The resolution envisions two distinct phases. In the first, the Intelligence Committee, led by Mr. Schiff — which until now has been conducting closed-door depositions about the Ukraine scandal — would hold one or more open hearings to take public testimony about the matter. His committee would then compile its findings in a report, and transmit transcripts and additional evidence to the Judiciary Committee.

In the second phase, the Judiciary Committee, led by Mr. Nadler, would receive the Intelligence Committee report and consider whether to recommend one or more articles of impeachment. The Judiciary panel could also seek additional evidence, including hearing from witnesses. Mr. Trump’s legal team would be permitted to participate in that round.

Still, a related set of procedures unveiled on Tuesday by the Judiciary Committee for its phase sought to use that due process right as leverage to get Mr. Trump to stop stonewalling congressional subpoenas. Mr. Trump has vowed to fight all subpoenas, and his White House counsel has directed executive branch employees not to participate in the effort.

The Judiciary Committee procedures would empower Mr. Nadler to block Mr. Trump’s lawyers from cross-examining witnesses if the president continued to try to prevent any of the four committees conducting impeachment-related investigations from gathering information from the executive branch. (Republicans on the committee could still do so.)

“Should the president unlawfully refuse to make witnesses available” or produce documents, the procedures said, Mr. Nadler could “impose appropriate remedies, including by denying specific requests by the president or his counsel under these procedures to call or question witnesses.”

The House will recess late Thursday for a week, but Democratic leaders aim to begin open hearings in the Intelligence Committee as soon as the week of Nov. 11. The public hearings will most likely feature several key witnesses investigators have interviewed behind closed doors.

The rule granting Mr. Trump and his legal team some due process rights to participate once the proceedings reach the Judiciary Committee is largely modeled on the practice used by previous Congresses when they began impeachment proceedings against Presidents Richard M. Nixon and Bill Clinton.

Republicans have complained that the depositions have taken place behind closed doors. Democrats have pointed out that the initial fact-finding stage against Mr. Clinton was conducted by an independent counsel who used a grand jury to question witnesses behind closed doors, and that Republican members can question the witnesses.

In both phases, the top Republican on each committee — Representative Devin Nunes of California for Intelligence, and Representative Doug Collins of Georgia for Judiciary — could propose subpoenas for witnesses or documents. But if Mr. Schiff or Mr. Nadler object, the full committee will vote, giving Democrats the ability to quash them.

The measure is also intended to pave the way for more compelling and substantive sessions than the typical, often tedious oversight hearings in which each lawmaker has a brief turn and often uses the time to speechify or try to create a viral moment. Instead, the top Democrat and Republican — or staff lawyers — will question witnesses for extended blocks of time.

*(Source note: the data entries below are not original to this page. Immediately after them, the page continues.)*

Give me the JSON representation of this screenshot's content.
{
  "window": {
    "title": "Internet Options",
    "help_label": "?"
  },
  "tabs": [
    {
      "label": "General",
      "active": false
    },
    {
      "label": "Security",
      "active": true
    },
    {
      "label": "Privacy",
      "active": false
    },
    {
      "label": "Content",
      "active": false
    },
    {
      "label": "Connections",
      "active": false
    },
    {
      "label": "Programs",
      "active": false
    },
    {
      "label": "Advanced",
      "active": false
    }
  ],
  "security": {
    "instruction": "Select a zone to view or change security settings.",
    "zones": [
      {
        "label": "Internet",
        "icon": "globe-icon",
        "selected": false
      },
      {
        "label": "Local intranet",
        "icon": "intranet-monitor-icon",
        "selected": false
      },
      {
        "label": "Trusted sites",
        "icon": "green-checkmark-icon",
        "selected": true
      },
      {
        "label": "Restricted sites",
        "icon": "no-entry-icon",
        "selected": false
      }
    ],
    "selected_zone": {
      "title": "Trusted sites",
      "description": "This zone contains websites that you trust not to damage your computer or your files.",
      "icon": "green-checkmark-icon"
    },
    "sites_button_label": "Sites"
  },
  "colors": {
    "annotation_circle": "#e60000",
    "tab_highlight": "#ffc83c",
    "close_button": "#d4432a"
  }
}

The resolution also would grant explicit blessing from the full House for the impeachment inquiry, saying the committees are “directed to continue” such investigations. Republicans have called the inquiry a sham because there has been no resolution by the full House to authorize one.

Last week a federal judge backed Democrats’ contention that no such resolution was legally necessary, but this week the Trump administration filed an appeal.

And though it is focused on the Ukraine matter, the resolution effectively leaves open the possibility of a broader case that includes accusations of financial wrongdoing against Mr. Trump and obstruction of justice in relation to Robert S. Mueller III’s Russia investigation.